Significa atribuir ao comportamento humano um determinismo – de natureza social – que lança no lixo todo o conceito de dignidade do ser humano.

O que também nos conduz a declarar o que ninguém consegue sustentar na prática, especialmente, quando se põe no lugar da vítima. 

Não considerar o papel corruptor do meio – o poder corrosivo da desigualdade social –, é praticar, de modo diferente, os mesmos erros supramencionadas. Expõe a sociedade ao caos, uma vez que nega as causas indiscutíveis de grande parte dos conflitos entre homens. Por que adolescentes suecos, finlandeses e noruegueses não estão praticando roubo com faca?  


“Não quero viver num país que exponha a vida de seus cidadãos aos motivos torpes de criminosos contumazes, mas também não quero viver num país cuja a consciência esteja tão cauterizada a ponto de se esquecer dos seus milhões de miseráveis.”


Pensar apenas no dever do indivíduo, sem considerar suas circunstâncias político-sociais, nos expõe a pensamento racista presente na cabeça de muitos: que todos estamos sujeitos a um outro tipo de determinismo, o que atua do modo mais inexorável possível: o genético.

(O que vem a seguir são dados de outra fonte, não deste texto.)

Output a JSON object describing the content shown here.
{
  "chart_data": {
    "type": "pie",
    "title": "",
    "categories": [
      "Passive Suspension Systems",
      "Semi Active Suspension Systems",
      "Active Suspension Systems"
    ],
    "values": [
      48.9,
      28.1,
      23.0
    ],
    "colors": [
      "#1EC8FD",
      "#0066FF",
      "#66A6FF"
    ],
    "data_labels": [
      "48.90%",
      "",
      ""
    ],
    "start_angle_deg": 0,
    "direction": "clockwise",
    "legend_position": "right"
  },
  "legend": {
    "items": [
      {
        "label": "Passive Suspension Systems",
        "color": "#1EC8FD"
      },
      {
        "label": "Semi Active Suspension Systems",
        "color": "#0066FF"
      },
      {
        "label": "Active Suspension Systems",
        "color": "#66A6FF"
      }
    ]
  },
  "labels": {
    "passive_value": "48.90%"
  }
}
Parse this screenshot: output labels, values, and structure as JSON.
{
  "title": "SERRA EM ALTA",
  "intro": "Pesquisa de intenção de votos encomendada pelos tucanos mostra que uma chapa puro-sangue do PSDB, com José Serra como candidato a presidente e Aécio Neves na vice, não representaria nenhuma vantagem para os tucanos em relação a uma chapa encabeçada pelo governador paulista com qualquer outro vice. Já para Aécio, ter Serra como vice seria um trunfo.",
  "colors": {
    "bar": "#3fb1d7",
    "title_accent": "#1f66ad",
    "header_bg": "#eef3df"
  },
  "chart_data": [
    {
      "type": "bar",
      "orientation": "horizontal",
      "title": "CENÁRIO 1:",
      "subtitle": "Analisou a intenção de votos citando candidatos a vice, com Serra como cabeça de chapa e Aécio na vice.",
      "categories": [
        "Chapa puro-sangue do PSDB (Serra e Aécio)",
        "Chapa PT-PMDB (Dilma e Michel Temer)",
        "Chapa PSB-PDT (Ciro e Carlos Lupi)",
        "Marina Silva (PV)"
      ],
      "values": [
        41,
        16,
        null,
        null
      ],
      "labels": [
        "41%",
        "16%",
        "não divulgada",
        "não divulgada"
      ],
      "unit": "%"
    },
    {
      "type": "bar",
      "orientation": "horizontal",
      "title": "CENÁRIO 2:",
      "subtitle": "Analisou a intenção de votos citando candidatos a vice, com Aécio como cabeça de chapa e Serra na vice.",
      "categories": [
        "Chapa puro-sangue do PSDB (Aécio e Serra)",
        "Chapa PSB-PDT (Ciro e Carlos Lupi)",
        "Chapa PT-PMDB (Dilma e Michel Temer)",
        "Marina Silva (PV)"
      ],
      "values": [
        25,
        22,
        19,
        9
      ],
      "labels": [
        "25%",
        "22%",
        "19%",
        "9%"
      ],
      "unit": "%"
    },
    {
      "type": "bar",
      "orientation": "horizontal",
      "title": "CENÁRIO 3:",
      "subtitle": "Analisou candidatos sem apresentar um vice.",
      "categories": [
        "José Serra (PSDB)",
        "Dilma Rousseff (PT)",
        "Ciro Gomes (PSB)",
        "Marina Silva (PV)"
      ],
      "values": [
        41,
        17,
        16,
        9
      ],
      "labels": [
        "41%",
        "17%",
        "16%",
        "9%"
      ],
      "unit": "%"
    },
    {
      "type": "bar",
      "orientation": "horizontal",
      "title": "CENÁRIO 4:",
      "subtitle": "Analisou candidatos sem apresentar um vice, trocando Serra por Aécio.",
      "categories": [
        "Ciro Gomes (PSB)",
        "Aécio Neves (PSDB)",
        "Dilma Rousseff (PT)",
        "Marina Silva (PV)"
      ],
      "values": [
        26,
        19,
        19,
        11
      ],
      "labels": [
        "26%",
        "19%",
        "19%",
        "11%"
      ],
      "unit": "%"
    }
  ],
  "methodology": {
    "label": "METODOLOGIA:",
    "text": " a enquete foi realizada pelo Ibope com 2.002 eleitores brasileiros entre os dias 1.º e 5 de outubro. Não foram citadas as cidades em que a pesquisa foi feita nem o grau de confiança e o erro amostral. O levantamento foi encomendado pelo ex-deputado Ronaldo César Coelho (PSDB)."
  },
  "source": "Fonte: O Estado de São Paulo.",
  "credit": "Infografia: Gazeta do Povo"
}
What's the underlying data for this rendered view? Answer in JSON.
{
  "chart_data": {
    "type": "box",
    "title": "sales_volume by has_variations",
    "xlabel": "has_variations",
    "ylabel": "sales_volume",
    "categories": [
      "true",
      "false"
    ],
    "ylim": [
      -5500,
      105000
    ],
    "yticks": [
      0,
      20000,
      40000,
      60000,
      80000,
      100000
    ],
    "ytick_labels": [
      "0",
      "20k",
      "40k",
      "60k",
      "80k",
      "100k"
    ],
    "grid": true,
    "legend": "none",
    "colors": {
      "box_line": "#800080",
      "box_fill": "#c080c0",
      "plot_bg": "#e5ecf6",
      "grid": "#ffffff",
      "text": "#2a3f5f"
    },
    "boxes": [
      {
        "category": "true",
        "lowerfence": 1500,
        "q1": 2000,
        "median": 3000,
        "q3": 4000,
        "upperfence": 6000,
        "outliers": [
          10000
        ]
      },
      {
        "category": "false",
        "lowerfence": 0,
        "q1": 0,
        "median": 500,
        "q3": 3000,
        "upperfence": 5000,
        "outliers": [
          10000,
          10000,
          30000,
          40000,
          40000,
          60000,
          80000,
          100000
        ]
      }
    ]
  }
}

Matamos muito no Brasil porque somos uma sub-raça mestiça; como se a violência não fizesse parte da história de nações, consideradas por nós civilizadas, que têm no seu currículo coisas do tipo “Noite de São Bartolomeu”, “Guerra do Vietnã”, “Gulags”, “Colonização da África”, “Guerra do Ópio”.   

Podemos ser contra a impunidade e ao mesmo tempo protestarmos contra as causas sociais da violência. Salta aos olhos um fato. Não sei como não o consideramos.

Uma sociedade desigual, na qual os desiguais vivem lado a lado, regida por uma cultura de consumo, num contexto de guerra às drogas e Estado fraco, cujas instituições não funcionam como deveriam, sempre cumprirá o papel de parteira da maldade. 

O mal que se encontra presente em todos nós, seres viciados em nós mesmos, não se manifestaria, em grande parte, se não fosse provocado.

É certo que esse modelo de sociedade não levará a todos à prática do crime, mas sempre levará alguns, o que não elimina a responsabilidade pessoal do criminoso, mas avulta a responsabilidade social dos que permitem a si mesmos viver em sociedades caracterizadas pela presença de guetos de exclusão. 

No Brasil, historicamente, sempre combatemos a violência com violência. Nossa história é uma história de genocídio, desigualdade e abuso de poder.

É estranho, vivendo num país como esse, falarmos mais sobre punição do que sobre inclusão.  Não quero viver num país que exponha a vida de seus cidadãos aos motivos torpes de criminosos contumazes, mas também não quero viver num país cuja a consciência esteja tão cauterizada a ponto de se esquecer dos seus milhões de miseráveis.